Cargo Drones Have One Problem: Not Crashing Into Things
Drone startup Sabrewing says it will have a solution next year.
So far, no one has solved a relatively simple-sounding problem: how to program a large drone to automatically spot and steer clear of an obstacle in its path.
Right now, drones used by the military still need a helping hand when something pops up in their path, but a startup called Sabrewing told IEEE Spectrum that it should have a prototype cargo drone ready for test flights sometime in 2020 — filling a key blind spot for an increasingly drone-dependent military.

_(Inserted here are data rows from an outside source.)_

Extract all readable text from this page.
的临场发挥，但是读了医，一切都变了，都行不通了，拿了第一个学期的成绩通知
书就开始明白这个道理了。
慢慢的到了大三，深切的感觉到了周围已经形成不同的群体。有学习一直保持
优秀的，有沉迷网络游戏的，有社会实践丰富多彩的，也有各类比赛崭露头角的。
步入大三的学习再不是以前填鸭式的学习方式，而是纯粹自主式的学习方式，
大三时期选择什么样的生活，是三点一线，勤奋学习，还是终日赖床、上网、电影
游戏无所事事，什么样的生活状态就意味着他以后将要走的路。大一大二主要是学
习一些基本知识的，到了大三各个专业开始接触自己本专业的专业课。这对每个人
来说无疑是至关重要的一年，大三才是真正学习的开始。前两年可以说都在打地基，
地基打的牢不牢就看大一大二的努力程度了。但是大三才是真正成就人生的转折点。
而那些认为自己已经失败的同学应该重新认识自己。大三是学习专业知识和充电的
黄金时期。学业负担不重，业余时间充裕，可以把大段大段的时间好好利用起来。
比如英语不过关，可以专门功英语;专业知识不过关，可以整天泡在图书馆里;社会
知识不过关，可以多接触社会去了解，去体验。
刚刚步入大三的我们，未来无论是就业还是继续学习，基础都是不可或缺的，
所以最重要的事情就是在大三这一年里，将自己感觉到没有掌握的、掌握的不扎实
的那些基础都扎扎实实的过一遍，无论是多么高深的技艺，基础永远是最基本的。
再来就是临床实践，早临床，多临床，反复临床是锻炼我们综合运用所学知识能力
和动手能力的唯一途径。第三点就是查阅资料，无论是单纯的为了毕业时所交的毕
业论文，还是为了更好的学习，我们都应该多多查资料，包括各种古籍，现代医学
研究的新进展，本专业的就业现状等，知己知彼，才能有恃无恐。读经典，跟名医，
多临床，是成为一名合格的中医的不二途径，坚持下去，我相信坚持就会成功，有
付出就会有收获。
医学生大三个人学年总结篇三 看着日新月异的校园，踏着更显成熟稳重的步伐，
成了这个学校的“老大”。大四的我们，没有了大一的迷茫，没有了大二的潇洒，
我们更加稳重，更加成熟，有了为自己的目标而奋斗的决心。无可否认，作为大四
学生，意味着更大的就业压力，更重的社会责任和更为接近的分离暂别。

Sabrewing’s vertical-takeoff drone, named Rhaegal after a “Game of Thrones” dragon, combines video footage from a drone-mounted camera with LIDAR, radar, GPS navigation, and an infrared detector for nighttime flights, all to give a more comprehensive readout of a drone’s surroundings than any existing system, IEEE Spectrum reports.

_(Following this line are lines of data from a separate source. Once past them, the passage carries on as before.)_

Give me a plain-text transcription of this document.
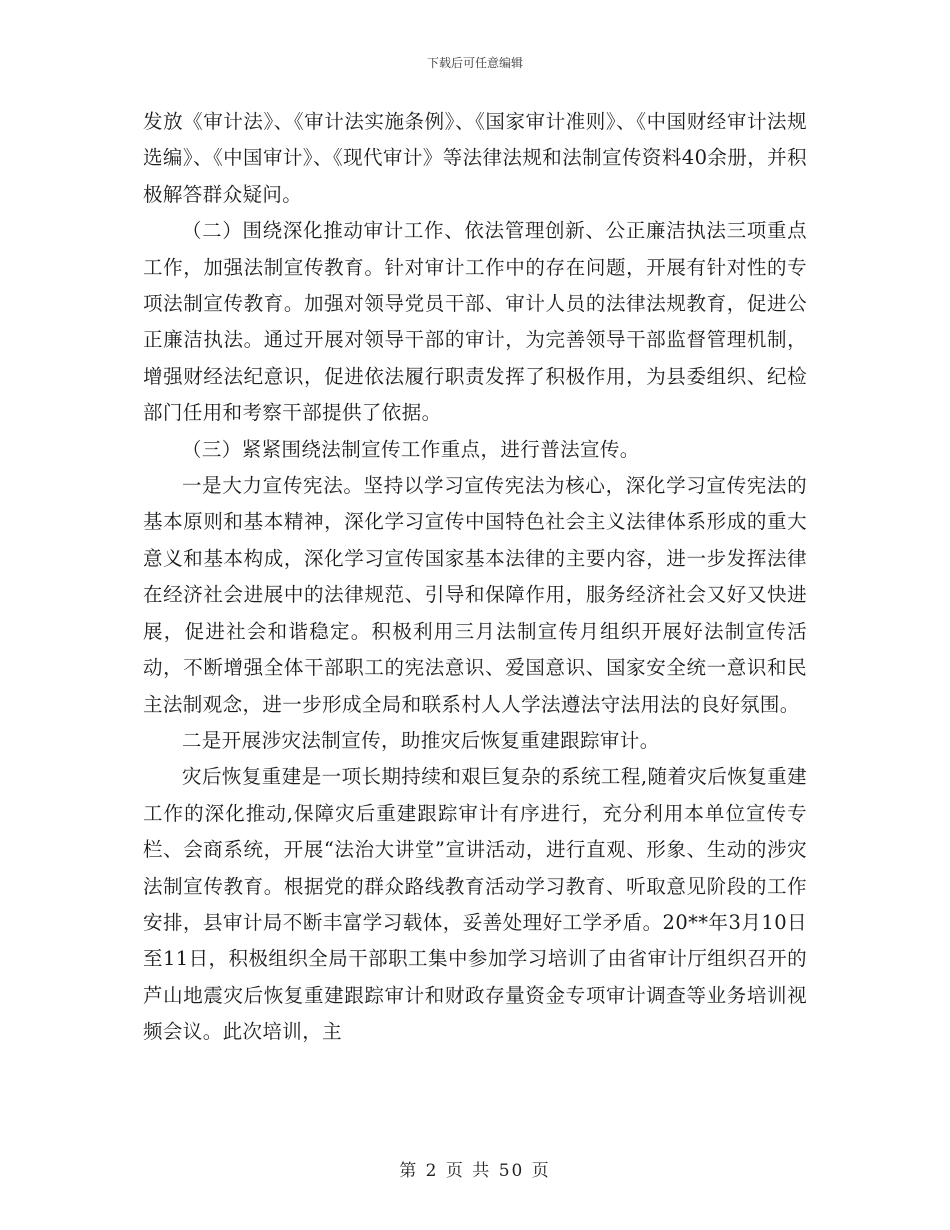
下载后可任意编辑

发放《审计法》、《审计法实施条例》、《国家审计准则》、《中国财经审计法规选编》、《中国审计》、《现代审计》等法律法规和法制宣传资料40余册，并积极解答群众疑问。

（二）围绕深化推动审计工作、依法管理创新、公正廉洁执法三项重点工作，加强法制宣传教育。针对审计工作中的存在问题，开展有针对性的专项法制宣传教育。加强对领导党员干部、审计人员的法律法规教育，促进公正廉洁执法。通过开展对领导干部的审计，为完善领导干部监督管理机制，增强财经法纪意识，促进依法履行职责发挥了积极作用，为县委组织、纪检部门任用和考察干部提供了依据。

（三）紧紧围绕法制宣传工作重点，进行普法宣传。

一是大力宣传宪法。坚持以学习宣传宪法为核心，深化学习宣传宪法的基本原则和基本精神，深化学习宣传中国特色社会主义法律体系形成的重大意义和基本构成，深化学习宣传国家基本法律的主要内容，进一步发挥法律在经济社会进展中的法律规范、引导和保障作用，服务经济社会又好又快进展，促进社会和谐稳定。积极利用三月法制宣传月组织开展好法制宣传活动，不断增强全体干部职工的宪法意识、爱国意识、国家安全统一意识和民主法制观念，进一步形成全局和联系村人人学法遵法守法用法的良好氛围。

二是开展涉灾法制宣传，助推灾后恢复重建跟踪审计。

灾后恢复重建是一项长期持续和艰巨复杂的系统工程,随着灾后恢复重建工作的深化推动,保障灾后重建跟踪审计有序进行，充分利用本单位宣传专栏、会商系统，开展“法治大讲堂”宣讲活动，进行直观、形象、生动的涉灾法制宣传教育。根据党的群众路线教育活动学习教育、听取意见阶段的工作安排，县审计局不断丰富学习载体，妥善处理好工学矛盾。20**年3月10日至11日，积极组织全局干部职工集中参加学习培训了由省审计厅组织召开的芦山地震灾后恢复重建跟踪审计和财政存量资金专项审计调查等业务培训视频会议。此次培训，主

第 2 页 共 50 页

“Even the military does it only in a kind of rudimentary way, say with a camera system; our system has to provide a way for the aircraft to autonomously avoid obstacles,” Sabrewing CEO Ed De Reyes told IEEE Spectrum. “Ours is the first that fuses sensors; the [Federal Aviation Administration] hasn’t seen a solution like ours.”
While the military would certainly appreciate a truly autonomous, collision-avoiding drone, Rhaegal will still need human oversight from a remote pilot.
Sabrewing is currently conducting wind tunnel tests with a one-eighth-scale model — once the company is ready for true test flights, slated to occur over Alaskan islands next year, a remote pilot will still steer the drone but receive guidance from the obstacle-avoiding system.